Gerald Scarfe has now been political cartoonist for the
London Sunday Times for 44 years, and has also worked for The New Yorker
magazine for 21 years. His work regularly appears in many periodicals in the UK
and worldwide. He was made a CBE in the Queen’s Birthday Honours, 2008.He doesn’t understand where his drive for this work comes from, or even his artistic side. His father was a banker and his mother a schoolteacher. An asthmatic child, he was born during the war and spent years bedridden in hospital where he drew cartoons and made Plasticine models. As a teenager, he won a drawing competition in the Eagle comic. David Hockney was a runner-up.“I hope that in general I’m fairly cheerful but there is undoubtedly a black side to me as there is with most people I suppose".
But Scarfe’s spent a lifetime ripping apart those in power
with cartoons so savage that his letterbox and email regularly fills up with
complaints. Five female MPs had a go recently when he drew a cartoon of the
Germany’s Chancellor, Angela Merkel, breastfeeding Greece and Italy, with Spain
in the background waiting its turn. “I guess they were feminists but it seemed
rather strange,” he said. They accused him of sexism, saying he wouldn’t have
drawn a man like that.
He drew Margaret Thatcher
throughout her entire career. She appeared as a mad cow, Christmas tree,
dominatrix, Union Jack, guillotine, pterodactyl, scrawny show dog and lactating
monster suckling John Major and William Hague from her purple breasts. She was
grotesque, her nose became sharp as a dagger. Scarfe recently gathered together
his drawings of her – more than 300 of them – and a selection have gone on
display today, for an exhibition titled Milk Snatcher, at the Bowes Museum in
County Durham.“I wasn’t a fan of Mrs Thatcher but she was an amazing
woman, you have to admit. She was our first and only woman prime minister and
to get there as a woman she must have fought, she had to be incredibly strong,”

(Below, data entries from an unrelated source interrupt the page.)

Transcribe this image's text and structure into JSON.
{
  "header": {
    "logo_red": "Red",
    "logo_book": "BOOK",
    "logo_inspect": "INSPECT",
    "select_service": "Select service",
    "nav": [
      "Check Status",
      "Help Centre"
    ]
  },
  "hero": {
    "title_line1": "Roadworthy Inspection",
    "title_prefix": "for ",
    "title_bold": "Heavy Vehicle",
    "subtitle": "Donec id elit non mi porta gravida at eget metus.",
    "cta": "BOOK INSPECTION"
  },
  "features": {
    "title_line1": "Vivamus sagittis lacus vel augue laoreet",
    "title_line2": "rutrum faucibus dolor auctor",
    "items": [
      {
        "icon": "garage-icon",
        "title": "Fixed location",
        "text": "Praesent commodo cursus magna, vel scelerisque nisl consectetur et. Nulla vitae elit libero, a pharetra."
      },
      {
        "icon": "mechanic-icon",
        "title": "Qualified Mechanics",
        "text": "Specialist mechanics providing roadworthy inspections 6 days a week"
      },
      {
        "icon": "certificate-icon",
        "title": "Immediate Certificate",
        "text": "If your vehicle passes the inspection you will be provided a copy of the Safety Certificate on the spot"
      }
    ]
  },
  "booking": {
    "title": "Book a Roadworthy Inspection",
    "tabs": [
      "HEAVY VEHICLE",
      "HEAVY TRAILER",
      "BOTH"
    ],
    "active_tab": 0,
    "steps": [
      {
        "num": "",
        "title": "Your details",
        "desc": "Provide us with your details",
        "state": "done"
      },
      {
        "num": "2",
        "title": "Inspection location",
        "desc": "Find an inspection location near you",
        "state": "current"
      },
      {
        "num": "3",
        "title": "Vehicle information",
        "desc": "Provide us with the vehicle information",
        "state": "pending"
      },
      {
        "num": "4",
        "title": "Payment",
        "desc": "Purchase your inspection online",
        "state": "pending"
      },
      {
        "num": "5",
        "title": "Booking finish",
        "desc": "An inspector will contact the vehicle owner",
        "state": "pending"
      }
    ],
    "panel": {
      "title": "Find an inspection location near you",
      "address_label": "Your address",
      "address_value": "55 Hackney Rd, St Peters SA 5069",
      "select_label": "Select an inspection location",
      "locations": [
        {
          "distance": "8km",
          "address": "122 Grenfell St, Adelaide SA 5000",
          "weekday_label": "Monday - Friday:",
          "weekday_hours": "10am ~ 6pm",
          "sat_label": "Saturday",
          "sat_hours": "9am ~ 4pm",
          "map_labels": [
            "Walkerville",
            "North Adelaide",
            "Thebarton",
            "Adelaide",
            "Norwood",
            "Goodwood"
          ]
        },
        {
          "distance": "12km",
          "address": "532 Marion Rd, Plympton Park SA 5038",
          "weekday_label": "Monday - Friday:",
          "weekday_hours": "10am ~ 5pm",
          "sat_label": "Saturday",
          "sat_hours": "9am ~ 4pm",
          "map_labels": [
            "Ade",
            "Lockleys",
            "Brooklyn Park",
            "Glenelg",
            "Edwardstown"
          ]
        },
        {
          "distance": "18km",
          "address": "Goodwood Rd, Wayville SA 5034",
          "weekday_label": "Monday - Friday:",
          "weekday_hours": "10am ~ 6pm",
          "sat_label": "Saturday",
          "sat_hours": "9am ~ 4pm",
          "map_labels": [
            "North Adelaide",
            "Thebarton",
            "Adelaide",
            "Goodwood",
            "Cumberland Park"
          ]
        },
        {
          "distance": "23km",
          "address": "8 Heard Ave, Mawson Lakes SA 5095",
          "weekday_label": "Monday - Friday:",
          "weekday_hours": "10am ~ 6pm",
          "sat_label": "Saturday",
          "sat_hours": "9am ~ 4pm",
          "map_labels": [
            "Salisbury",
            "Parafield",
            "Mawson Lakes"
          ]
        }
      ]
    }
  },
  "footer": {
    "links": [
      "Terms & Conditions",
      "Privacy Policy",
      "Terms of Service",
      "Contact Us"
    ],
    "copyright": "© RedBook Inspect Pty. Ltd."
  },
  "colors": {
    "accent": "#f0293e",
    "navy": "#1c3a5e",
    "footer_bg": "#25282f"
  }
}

he says.“It is so boring drawing politicians over and over again,
they are such a boring crowd in general. You get the occasional Nigel Farage or
Boris Johnson but there are a lot of Nick Cleggs around as well, boring people.
You’ve got to try and do something with them to make it an interesting picture.
She was pretty easy to do because she was a very aggressive kind of person.”
Fig 3-The late Prime Minister, depicted eating her successor, John Major |
His caricatures take a long time, and are careful studied. He explains: “When I had to start drawing Cameron I first looked
through photographs and watched him on Newsnight and listened to him on the
Today programme and gathered all the information I could. An artist is a bit
like a computer that distils things down the arm and onto the paper. When I’m
drawing people I sometimes feel like I become them. I’m an impersonator, like
Rory Bremner to a certain extent. With someone like Cameron it’s difficult
because he’s rather bland. I always draw him in his Bull Dog outfit because
he’s so desperate to get away from it. He so desperately wants to be an
ordinary bloke drinking Guinness in a pub with a whippet at his feet and
playing darts for the local team,” he says.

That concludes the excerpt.